Főzelék means a "vegetable dish" in Hungarian but it really means soup. Leves is the word for soup but it isn't used in all cases as the previous word broadens the category of what soup in Hungary really is.


Written by Scott Savoie
If you look up főzelék up in a dictionary, the definition reads "vegetable dish,” but to me it’s a kind of soup.
Hungarians bristle when I say this.
"Leves’ is soup,” they say. "’Főzelek’ is somehting else.”
But for me, and my limited capacity of the English language, that’s how I would describe főzelék: It is like a thick soup. Usually it has a vegetables like peas ("borso”), or beans ("bab”) or spinach ("spenót”) and it is then thickened with flour so that it has the consistency of gravy.

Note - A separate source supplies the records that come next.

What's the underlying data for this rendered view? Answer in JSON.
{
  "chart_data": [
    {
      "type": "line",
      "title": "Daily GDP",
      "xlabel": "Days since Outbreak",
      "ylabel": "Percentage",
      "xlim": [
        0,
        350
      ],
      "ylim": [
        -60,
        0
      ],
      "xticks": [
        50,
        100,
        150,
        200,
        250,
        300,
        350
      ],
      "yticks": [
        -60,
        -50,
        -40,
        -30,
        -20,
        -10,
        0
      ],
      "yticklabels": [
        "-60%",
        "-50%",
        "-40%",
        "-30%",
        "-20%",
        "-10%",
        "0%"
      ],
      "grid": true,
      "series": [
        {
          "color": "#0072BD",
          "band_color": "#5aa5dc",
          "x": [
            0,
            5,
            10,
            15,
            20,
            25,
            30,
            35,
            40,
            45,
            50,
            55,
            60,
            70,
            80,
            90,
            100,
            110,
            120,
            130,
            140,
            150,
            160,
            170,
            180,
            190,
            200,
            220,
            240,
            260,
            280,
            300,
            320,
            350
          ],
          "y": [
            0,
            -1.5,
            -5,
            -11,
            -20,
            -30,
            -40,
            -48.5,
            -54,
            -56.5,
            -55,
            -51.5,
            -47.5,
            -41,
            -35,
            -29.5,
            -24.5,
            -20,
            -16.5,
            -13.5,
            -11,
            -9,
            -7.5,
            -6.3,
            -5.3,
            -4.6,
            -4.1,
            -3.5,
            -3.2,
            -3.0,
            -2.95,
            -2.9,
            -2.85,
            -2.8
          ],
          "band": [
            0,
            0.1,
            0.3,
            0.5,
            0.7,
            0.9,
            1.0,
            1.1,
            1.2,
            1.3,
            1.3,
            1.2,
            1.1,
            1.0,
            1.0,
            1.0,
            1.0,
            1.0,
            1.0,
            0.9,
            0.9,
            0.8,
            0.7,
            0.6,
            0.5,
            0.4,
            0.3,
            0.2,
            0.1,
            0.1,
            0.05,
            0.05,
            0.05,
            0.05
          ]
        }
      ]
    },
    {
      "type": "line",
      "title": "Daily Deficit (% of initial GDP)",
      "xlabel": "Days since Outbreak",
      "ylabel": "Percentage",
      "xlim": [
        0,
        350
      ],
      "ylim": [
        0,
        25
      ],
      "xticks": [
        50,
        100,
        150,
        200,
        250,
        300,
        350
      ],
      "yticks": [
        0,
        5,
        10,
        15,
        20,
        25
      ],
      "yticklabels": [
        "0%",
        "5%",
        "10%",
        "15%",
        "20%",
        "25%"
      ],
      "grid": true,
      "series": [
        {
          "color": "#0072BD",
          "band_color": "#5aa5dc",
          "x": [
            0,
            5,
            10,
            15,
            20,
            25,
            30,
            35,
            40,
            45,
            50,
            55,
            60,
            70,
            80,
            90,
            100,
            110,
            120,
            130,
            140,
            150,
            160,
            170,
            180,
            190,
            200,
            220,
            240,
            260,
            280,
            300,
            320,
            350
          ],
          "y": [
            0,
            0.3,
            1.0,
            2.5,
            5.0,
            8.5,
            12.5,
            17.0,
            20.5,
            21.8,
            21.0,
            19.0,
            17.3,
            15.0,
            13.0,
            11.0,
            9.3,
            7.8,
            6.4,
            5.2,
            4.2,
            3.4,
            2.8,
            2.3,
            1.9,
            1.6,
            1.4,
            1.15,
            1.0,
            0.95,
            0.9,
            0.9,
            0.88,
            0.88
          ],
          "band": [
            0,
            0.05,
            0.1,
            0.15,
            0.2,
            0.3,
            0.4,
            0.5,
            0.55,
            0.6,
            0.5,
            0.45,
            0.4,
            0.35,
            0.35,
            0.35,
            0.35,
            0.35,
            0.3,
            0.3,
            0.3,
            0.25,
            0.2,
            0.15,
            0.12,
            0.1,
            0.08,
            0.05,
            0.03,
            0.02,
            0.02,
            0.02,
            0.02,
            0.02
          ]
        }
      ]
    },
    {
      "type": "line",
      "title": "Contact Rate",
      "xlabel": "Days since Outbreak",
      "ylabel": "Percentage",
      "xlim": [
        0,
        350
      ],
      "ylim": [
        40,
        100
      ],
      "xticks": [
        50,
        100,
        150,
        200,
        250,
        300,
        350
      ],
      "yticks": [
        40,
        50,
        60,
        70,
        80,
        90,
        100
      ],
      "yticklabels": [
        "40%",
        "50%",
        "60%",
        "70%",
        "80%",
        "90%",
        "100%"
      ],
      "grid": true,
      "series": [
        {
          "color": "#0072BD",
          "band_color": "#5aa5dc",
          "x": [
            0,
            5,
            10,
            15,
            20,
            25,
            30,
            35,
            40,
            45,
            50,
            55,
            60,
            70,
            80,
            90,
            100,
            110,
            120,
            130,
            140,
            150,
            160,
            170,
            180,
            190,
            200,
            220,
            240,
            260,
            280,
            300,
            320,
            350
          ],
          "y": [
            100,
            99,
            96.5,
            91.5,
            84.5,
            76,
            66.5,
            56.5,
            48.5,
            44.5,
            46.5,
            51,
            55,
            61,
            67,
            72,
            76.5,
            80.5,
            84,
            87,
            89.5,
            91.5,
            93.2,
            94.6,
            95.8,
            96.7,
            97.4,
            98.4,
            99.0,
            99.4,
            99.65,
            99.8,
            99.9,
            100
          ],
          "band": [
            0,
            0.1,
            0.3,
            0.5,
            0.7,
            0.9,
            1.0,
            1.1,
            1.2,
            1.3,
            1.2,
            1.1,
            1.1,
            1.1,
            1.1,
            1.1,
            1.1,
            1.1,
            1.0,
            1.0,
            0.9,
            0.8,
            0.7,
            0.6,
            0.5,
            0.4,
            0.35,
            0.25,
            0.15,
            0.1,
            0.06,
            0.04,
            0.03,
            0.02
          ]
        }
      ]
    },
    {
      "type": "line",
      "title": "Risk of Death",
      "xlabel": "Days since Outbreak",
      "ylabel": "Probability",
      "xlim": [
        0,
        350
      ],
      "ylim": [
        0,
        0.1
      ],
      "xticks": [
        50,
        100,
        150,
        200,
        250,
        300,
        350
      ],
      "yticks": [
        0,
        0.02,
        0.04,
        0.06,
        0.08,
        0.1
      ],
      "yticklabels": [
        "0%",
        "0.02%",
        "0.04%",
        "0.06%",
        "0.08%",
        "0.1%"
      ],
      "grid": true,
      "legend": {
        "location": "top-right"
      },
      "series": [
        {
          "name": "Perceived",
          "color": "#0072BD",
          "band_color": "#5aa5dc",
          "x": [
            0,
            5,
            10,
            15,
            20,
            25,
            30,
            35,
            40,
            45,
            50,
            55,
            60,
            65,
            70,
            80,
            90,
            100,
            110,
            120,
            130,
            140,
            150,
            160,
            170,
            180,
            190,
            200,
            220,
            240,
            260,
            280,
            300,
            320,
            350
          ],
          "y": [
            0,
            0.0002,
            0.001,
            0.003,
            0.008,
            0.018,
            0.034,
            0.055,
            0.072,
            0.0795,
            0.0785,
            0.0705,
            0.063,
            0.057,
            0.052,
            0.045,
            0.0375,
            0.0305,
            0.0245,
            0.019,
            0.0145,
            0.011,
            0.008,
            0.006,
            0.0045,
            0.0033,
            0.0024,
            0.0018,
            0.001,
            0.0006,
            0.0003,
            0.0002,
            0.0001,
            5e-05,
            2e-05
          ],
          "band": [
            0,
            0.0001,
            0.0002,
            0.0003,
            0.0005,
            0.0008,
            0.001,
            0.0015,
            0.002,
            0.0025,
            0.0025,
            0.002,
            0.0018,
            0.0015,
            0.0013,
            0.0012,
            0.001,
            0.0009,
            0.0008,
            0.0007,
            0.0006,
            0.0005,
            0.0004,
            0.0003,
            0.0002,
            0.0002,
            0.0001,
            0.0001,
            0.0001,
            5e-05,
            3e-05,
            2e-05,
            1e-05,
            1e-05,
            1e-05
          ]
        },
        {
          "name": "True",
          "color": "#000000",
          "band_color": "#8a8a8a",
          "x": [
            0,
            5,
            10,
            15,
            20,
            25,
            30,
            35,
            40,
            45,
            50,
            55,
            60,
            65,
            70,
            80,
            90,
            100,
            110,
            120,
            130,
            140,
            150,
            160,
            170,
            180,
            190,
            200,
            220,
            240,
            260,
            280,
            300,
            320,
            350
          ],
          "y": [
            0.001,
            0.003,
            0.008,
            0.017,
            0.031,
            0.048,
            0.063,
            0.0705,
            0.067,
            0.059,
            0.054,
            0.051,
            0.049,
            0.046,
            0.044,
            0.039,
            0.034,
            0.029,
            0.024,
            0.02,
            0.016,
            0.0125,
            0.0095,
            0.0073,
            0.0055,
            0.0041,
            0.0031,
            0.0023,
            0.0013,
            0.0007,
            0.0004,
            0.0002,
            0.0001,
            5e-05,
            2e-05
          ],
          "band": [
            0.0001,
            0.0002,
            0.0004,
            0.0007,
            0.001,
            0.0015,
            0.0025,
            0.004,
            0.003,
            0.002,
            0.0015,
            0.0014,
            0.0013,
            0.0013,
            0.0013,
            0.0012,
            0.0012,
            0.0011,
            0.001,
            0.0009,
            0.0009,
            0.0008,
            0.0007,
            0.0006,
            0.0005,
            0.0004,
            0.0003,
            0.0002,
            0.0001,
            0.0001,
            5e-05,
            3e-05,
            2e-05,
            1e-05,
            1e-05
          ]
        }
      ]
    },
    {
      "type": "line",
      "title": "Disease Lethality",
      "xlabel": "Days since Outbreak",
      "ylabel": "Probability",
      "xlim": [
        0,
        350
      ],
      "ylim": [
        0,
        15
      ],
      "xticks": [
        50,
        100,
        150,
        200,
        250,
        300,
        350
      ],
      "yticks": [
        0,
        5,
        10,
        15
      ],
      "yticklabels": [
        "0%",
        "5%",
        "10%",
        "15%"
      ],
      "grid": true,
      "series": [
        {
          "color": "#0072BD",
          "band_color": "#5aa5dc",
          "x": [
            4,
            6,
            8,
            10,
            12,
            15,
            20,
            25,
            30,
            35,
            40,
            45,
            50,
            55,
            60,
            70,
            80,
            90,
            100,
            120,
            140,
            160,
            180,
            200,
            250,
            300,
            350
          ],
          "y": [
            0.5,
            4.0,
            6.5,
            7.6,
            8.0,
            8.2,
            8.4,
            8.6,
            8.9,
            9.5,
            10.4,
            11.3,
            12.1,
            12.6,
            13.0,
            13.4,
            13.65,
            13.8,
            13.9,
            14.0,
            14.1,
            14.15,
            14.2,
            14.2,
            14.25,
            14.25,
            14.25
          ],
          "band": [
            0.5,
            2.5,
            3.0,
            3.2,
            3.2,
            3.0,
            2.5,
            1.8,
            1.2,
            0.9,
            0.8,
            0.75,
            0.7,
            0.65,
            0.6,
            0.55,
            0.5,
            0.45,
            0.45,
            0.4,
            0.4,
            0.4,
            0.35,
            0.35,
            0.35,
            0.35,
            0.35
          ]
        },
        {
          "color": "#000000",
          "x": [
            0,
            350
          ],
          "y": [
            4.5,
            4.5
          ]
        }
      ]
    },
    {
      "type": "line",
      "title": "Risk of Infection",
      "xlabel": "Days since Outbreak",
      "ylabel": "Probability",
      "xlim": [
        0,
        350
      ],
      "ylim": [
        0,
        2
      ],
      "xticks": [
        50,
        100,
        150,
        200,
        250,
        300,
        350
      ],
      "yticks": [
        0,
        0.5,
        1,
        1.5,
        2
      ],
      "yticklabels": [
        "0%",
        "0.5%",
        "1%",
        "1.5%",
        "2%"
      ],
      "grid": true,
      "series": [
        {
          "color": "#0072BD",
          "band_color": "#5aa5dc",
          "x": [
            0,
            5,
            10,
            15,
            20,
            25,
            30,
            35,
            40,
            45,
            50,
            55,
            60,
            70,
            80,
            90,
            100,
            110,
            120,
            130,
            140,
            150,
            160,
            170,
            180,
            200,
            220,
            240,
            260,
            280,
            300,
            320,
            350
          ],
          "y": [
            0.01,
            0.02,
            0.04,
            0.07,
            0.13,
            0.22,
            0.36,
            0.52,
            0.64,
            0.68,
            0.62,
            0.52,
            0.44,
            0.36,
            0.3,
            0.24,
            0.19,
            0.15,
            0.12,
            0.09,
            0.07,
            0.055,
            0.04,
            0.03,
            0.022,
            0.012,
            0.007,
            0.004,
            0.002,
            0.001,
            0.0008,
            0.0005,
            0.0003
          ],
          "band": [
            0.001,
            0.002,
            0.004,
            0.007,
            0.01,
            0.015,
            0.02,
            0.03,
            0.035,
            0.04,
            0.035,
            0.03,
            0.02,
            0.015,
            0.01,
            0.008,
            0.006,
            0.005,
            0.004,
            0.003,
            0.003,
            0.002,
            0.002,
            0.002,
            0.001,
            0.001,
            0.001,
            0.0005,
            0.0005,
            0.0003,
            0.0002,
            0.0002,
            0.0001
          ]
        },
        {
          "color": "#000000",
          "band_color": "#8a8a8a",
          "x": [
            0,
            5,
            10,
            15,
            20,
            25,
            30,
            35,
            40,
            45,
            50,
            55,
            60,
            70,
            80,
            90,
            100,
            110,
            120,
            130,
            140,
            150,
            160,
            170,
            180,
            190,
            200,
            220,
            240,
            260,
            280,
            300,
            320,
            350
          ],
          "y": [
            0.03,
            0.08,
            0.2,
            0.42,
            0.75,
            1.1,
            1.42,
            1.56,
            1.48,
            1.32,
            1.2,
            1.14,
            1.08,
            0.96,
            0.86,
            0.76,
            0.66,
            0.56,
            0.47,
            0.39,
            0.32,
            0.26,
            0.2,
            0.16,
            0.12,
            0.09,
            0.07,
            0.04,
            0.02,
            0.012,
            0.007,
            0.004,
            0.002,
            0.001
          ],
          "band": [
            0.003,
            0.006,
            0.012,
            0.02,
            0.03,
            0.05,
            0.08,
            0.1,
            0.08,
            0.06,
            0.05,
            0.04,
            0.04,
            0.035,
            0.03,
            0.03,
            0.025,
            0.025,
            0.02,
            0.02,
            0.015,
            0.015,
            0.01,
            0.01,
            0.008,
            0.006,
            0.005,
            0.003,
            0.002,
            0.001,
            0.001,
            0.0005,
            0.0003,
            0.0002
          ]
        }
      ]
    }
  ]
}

It comes in a bowl, you eat it with a spoon: To me, that’s soup. But it is not. It is something quite different, as any Hungarian will tell you.
This is an example in which since there are two words for something, it creates the impression of being two different things.
Asked for an example in English, the only example I could come up with offhand was "Republican” and "Democratic” politicians. Two different words for the same thing, but most Americans are convinced they are totally different.
They say there are hundreds of words for "snow” in Aleut, because it is so important.
Likewise, there are many expressions for "money” in English.
In Hungary, soup is important, and they have a lot of words to prove it.